Avec cette condition, qu’il voit davantage comme « une force » qu’un « handicap », Michel Cymes a aussi appris à être plus indulgent envers lui-même. « Je suis passé d’un bouillonnement épuisant à un bouillonnement créatif et productif. Et surtout, cela m’a rendu plus tolérant envers moi-même », a-t-il confié, même si ce « moteur » rapide et constant peut encore s’avérer « fatigant » au quotidien. « Au moins je sais pourquoi je suis comme ça », a-t-il alors souligné, préconisant « le sport » à ceux qui sont, comme lui, TDAH, afin d’« évacuer le trop-plein d’énergie ».

Lindsay Lohan se demande pourquoi on ne l’a pas davantage « protégée » à l’adolescence

Avant de trouver la sérénité et la vie de famille à laquelle elle aspirait à Dubaï, ville des Émirats arabes unis où elle a posé ses valises en 2014, Lindsay Lohan a eu une jeunesse mouvementée. Devenue célèbre à 12 ans avec le film de Disney À nous quatre en 1998, l’actrice a enchaîné les succès au cinéma, parmi lesquels on compte Freaky Friday et Lolita malgré moi (Mean Girls).

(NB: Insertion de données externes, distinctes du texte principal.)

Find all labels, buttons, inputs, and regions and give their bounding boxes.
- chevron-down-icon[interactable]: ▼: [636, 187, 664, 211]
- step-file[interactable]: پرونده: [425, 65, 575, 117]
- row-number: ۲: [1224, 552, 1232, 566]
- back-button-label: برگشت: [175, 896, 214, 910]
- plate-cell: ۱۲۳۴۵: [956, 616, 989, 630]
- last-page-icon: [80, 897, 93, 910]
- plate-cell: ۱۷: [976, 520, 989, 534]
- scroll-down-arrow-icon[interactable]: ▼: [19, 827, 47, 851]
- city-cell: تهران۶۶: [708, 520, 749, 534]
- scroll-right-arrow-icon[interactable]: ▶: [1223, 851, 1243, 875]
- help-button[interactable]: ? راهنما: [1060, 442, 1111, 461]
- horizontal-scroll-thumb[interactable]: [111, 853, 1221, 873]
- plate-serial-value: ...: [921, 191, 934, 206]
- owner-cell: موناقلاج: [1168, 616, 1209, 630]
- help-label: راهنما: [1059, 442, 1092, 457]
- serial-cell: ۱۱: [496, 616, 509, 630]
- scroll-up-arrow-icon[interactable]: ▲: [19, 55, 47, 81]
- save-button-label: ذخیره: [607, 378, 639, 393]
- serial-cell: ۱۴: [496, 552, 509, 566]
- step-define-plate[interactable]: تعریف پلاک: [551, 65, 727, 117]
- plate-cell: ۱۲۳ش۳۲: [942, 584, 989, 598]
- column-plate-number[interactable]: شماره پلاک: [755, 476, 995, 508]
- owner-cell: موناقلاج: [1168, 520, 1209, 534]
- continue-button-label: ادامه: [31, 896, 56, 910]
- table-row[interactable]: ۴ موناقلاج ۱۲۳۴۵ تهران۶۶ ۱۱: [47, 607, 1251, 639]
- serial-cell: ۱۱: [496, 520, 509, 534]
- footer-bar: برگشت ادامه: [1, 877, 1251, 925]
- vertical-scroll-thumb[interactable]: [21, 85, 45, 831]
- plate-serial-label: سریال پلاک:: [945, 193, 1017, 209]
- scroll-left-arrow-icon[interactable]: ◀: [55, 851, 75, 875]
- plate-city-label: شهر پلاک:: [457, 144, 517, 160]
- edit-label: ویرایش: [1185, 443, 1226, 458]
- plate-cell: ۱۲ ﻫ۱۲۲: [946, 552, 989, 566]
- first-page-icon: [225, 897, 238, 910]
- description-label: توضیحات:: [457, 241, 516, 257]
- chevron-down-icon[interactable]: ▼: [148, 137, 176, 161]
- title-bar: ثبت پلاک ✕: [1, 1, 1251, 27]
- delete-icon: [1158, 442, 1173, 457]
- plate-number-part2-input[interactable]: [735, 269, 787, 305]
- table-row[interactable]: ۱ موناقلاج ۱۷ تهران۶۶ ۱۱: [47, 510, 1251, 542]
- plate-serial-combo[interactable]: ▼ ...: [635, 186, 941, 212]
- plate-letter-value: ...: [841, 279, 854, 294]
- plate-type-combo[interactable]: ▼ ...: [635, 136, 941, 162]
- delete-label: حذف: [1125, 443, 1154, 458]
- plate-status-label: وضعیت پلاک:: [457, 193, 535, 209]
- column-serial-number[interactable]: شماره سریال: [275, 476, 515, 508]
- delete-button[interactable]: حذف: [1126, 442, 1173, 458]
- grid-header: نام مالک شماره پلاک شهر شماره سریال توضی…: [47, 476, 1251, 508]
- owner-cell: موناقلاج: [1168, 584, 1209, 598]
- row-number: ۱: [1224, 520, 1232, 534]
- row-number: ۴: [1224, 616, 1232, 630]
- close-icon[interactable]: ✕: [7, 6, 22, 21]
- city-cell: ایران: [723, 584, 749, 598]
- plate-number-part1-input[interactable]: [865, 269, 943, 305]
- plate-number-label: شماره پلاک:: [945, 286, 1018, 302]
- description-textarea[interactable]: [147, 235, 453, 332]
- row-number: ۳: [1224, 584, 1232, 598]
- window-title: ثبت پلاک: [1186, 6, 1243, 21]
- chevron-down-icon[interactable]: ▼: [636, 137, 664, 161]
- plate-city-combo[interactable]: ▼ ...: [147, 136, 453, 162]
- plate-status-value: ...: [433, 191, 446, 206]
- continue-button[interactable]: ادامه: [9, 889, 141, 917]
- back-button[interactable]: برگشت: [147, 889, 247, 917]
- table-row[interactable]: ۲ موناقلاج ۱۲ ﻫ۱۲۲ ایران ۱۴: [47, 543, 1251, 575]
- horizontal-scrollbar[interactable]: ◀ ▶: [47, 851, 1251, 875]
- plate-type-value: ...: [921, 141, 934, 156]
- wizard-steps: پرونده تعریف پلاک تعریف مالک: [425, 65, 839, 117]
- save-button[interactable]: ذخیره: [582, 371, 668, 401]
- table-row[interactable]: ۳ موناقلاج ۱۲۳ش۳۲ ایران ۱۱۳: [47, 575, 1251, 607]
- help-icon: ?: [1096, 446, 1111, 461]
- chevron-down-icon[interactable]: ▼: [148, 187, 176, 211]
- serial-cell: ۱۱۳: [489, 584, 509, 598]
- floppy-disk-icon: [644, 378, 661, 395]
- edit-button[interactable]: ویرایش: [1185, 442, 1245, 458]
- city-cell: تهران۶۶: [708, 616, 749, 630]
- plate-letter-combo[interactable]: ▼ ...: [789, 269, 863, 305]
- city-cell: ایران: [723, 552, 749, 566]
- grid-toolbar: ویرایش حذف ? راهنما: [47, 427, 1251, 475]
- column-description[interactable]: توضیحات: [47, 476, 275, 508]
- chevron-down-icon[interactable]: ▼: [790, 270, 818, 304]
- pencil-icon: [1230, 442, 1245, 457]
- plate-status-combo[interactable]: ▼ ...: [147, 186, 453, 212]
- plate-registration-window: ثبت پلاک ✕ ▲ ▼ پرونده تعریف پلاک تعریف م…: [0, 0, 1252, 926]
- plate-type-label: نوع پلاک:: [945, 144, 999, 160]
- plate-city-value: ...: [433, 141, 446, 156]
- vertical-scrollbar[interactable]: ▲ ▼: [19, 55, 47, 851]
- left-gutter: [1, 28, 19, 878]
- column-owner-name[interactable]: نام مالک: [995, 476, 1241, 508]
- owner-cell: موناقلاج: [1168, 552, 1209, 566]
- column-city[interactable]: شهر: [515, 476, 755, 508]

Au cœur du succès, Lindsay Lohan a emménagé à Los Angeles pour poursuivre sa carrière et devenir indépendante à un jeune âge, se laissant facilement tenter par la vie de la nuit à Hollywood et les substances illicites qui lui ont valu quelques arrestations et brefs passages en prison. Ces déboires ont été suivis de près par la presse et les paparazzi, qui ont contribué à lui forger une certaine réputation jusqu’en 2013.

« Tout cela était si accablant et épuisant », s’est souvenue l’actrice de 39 ans lors d’une interview récente avec Vogue Arabia. Désormais mère d’un petit garçon, qu’elle a accueilli en 2023 avec son mari, le financier Bader Shammas, Lindsay Lohan peut regarder en arrière et tirer des leçons de ces années compliquées. « J’aurais dû écouter mes parents et retourner à New York. Mais j’étais jeune et je voulais être à Los Angeles », a admis celle qui a depuis opéré un retour discret devant la caméra, apparaissant notamment dans des films de Noël et dans le second volet de Freaky Friday, Encore dans la peau de ma mère, l’an dernier face à Jamie Lee Curtis.

Si la star garde des souvenirs « très amusants » de cette époque, elle considère que sa jeunesse a surtout été « difficile ». « C’était une arme à double tranchant », a-t-elle expliqué. « Aujourd’hui, quand je repense à cette époque, je me demande : "Pourquoi personne n’est venu me sortir de là, me protéger davantage ?" On ne sait pas comment faire ça soi-même quand on est adolescent ».

Plus tard, Lindsay Lohan a « suivi (s)on instinct » et s’est envolée à « l’autre bout du monde » pour trouver la vie qui lui correspondait vraiment. « Je ne m’amusais plus dans ce milieu […] Ce n’est pas une vraie vie », a-t-elle songé. « Cela m’a tellement éloignée que j’ai déménagé à l’autre bout du monde. Et je suis tellement contente d’avoir suivi mon instinct ».